Linksys’ options for switching to RADIUS mode are a bit misleading. WPA Enterprise and WPA2 Enterprise are the options you’d choose for a RADIUS server using one of those two protocols. The actual RADIUS option refers to a RADIUS server combined with WEP, and probably isn’t used much at this point.
Configuring WPA/WPA2 Enterprise is also simple: Choose your encryption standard (TKIP or AES), and punch in the IP address and port number for the RADIUS server that handles authentication, as well as your shared secret. Once you’ve finished these steps, the router itself should be ready—make the appropriate configuration changes for your wireless adapters, and you’re good to go.
Conclusion
It’s actually quite easy to secure a wireless network, once you have a handle on what works and what doesn’t. Don’t waste time manually configuring MAC addresses or disabling DHCP when enabling an appropriate encryption standard is both faster and more effective.
WPA2 (AES) is the best encryption method currently available, followed by WPA2 (TKIP), WPA (AES), WPA (TKIP), and WEP. The relative gap between WEP and WPA, however, is far greater than the gap between WPA (TKIP) and WPA2 (AES).

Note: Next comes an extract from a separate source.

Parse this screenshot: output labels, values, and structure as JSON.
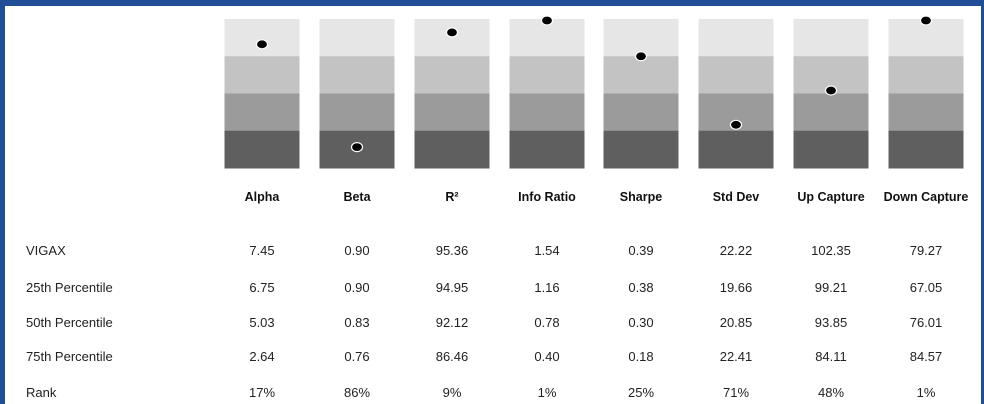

Generally speaking, any router that supports WPA is “good enough” in terms of its overall security. WEP, as we’ve previously stated, is an “only if you must” protocol, but it’s still a better option than transmitting in the clear.
Follow these simple guidelines and you’ll soon be leeching off your neighbor’s wireless network in peace, confident in your assurance that he can’t do the same to you.